L’économie selon Donald Tusk

Brèves de crise

   Forum

Il y a 3 commentaires associés à cet article. Vous pouvez les consulter et réagir à votre tour.

   Imprimer

 762

L’économie selon Donald Tusk

Si l’on s’attache aux “Remarques par le président Tusk après la première session de travail de la rencontre du Conseil européen” (hier), selon l’intitulé du communiqué, on lit ces passages qui font l’essentiel du texte ... Le matin, il y fut question de la sécurité énergétique ; l’après-midi, il y fut question des sanctions économiques contre la Russie, qui furent prolongées comme on le sait, dans un élan d’unanimité qui en dit long sur bien des choses, notamment sur la psychologie de nos dirigeants. Voici deux paragraphes du texte de Tusk avec les passages soulignés en gras, qui nous fournissent le matériel pour nos remarques.

«...Much of our discussion this time focused on energy security. The European Union depends more and more on gas from external suppliers. Where gas is imported from different sources and contracts are flexible, things are fine. But most bilateral contracts with our dominant supplier, Russia, are concluded on a long term basis, sometimes more than 20 years. That can be unhealthy. Both for our security, and for our market. Gas contracts should be about the economy, about business. They should not be used as political weapons. [...]

»This evening, we discussed Ukraine and Russia. Leaders decided to align our sanctions regime to the implementation of the Minsk agreements brokered by Chancellor Merkel and President Hollande. The European Council agreed that the duration of economic sanctions will be clearly linked to the complete implementation of the Minsk agreements, bearing in mind that this is only foreseen by the end of 2015. Additionally, the European Council stands ready to take further decisions if necessary.»

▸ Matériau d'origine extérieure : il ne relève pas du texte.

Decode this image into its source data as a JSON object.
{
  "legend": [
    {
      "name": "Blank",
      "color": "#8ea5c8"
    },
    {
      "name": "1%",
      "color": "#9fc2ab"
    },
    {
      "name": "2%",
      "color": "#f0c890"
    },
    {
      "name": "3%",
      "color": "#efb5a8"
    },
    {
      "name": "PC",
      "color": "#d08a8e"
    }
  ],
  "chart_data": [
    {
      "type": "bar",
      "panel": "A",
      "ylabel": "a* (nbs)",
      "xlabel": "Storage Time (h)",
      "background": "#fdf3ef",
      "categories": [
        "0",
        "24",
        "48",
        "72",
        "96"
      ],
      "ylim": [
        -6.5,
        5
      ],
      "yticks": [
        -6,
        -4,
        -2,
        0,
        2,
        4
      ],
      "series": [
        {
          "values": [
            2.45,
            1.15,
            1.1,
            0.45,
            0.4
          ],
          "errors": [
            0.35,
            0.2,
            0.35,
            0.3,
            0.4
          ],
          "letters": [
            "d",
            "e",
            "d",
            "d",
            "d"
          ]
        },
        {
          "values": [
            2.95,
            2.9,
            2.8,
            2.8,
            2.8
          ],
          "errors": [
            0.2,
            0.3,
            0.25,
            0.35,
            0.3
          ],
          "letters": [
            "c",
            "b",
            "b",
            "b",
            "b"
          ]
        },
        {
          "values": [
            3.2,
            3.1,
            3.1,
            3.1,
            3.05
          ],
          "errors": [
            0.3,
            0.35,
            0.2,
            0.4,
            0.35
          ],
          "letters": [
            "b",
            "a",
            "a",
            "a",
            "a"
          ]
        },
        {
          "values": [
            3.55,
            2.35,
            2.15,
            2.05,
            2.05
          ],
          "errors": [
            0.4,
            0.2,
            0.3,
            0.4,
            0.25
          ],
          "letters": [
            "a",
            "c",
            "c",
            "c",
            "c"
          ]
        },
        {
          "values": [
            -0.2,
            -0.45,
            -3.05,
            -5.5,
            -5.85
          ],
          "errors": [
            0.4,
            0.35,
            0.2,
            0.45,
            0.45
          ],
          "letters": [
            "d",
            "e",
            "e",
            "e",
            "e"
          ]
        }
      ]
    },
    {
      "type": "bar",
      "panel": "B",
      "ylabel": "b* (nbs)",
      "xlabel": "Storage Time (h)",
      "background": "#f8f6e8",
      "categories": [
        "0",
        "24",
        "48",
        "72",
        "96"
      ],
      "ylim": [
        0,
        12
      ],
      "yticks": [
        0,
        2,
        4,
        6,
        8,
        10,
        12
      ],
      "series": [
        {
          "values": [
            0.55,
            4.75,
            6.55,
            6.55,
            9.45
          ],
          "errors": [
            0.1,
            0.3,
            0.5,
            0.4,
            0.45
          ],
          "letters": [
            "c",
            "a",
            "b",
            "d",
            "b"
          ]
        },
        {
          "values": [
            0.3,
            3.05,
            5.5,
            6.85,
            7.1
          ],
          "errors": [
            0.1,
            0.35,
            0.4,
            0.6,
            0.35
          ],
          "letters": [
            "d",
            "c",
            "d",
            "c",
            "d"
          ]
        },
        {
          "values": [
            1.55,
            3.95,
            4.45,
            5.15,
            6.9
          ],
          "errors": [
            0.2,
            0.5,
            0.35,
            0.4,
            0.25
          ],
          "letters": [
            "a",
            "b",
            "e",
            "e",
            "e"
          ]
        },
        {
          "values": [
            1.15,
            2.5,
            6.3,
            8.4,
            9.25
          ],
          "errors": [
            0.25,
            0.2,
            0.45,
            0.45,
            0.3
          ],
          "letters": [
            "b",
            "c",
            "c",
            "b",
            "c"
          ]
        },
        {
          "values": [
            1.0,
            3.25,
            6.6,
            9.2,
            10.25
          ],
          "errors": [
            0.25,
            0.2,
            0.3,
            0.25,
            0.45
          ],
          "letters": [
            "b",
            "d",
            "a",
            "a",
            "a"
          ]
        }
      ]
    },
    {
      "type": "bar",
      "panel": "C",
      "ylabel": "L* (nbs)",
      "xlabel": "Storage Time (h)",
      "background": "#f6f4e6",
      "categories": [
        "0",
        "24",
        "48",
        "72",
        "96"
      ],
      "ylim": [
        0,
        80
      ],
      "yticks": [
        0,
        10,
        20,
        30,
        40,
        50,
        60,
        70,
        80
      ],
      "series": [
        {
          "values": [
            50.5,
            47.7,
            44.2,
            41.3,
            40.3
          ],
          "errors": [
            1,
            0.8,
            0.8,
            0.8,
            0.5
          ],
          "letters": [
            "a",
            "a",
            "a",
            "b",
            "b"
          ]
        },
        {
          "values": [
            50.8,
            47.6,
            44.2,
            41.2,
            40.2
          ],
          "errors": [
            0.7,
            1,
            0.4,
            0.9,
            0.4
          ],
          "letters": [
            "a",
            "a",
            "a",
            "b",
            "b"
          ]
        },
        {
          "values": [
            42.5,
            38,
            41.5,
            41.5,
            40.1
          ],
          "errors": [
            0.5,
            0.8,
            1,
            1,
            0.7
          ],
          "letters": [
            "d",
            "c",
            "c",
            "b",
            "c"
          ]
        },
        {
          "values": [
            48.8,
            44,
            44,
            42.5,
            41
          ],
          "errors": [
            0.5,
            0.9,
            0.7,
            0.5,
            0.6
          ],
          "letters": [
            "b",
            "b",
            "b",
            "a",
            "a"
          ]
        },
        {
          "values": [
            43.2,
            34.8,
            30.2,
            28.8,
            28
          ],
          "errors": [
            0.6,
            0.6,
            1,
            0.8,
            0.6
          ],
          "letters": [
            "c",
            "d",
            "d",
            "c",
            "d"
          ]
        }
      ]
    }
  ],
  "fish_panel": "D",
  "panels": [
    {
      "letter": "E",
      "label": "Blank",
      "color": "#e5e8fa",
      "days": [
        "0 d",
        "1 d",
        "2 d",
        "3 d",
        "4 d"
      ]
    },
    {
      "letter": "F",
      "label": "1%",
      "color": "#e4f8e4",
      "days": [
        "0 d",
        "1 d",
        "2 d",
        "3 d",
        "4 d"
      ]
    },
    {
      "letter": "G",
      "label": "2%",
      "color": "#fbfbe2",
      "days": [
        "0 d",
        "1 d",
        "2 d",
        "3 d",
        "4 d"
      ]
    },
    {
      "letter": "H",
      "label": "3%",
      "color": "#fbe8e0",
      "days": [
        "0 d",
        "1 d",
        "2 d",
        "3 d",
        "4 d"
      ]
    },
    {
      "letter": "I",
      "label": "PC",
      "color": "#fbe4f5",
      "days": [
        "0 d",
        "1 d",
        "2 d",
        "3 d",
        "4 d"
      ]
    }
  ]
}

Le premier souligné en gras nous précise donc, en un français que nous espérons bon : «Mais nombre de contrats bilatéraux avec notre partenaire principal (*), la Russie, sont conclus sur la base du long terme, parfois plus de vingt ans. Cela peut être malsain. A la fois pour notre sécurité, et pour les marchés. Les contrats gaziers devraient concerner l’économie, le business. Ils ne devraient pas être utilisés comme des armes politiques.» (* Nous avons traduit dominant par “principal“, ce qui, en bonne traduction, et dictionnaire Collins-Robert consulté, nous paraît mieux convenir que “dominant”, avec une connotation admise de “dominateur” qui rend un son parfois politique alors que Mr. Tusk nous assure que nous parlons économie et rien qu’économie. Mis au fait des choses, sans doute sera-t-il sensible à la nuance.) Le second souligné gras nous précise, lui, que «[L]e Conseil Européens que la durée des sanctions économiques sera clairement lié à la complète application des accords de Minsk...»

Ce que nous trouvons singulier, dans l’esprit de la chose, et pour résumer l’esprit des deux choses impliquées, c’est que, dans le premier cas, il nous est dit qu’il est absolument hors de question que les matières économiques (les contrats gaziers avec la Russie) soient liées en quelque façon que ce soit à des matières politiques, y compris au travers de la durée de ces contrats. Dans le second cas, il nous est dit qu’il est absolument hors de question que les matières économiques (les sanctions contre la Russie portant sur des matières économiques) ne soient pas liées à un processus politique parfaitement identifié comme tel.

Cela signifie-t-il donc que la matière économique change de substance (ne parlons pas d’essence) selon qu’elle va dans la direction Russie-UE ou dans la direction UE-Russie ? Cela signifie-t-il donc que le langage change de sens selon qu’il s’applique à la direction Russie-UE ou à la direction UE-Russie ? Cela signifie-t-il que la sécurité et le marché se satisfont d’une substance et d’un sens diamétralement opposés selon qu’il s’agit de la direction Russie-UE ou de la direction UE-Russie ? Cela signifie-t-il qu’il existe deux mondes parallèles qui ne se rencontrent jamais mais qui satisfont entièrement deux parties distinctes et hermétiquement cloisonnées du cerveau de Mr. Tusk (et tant d’autres puisque personne n’a trouve quoi que ce soit à redire à ce texte) selon qu’il s’agit de la direction Russie-UE ou de la direction UE-Russie ? La réponse est incontestablement positive à toutes ces questions.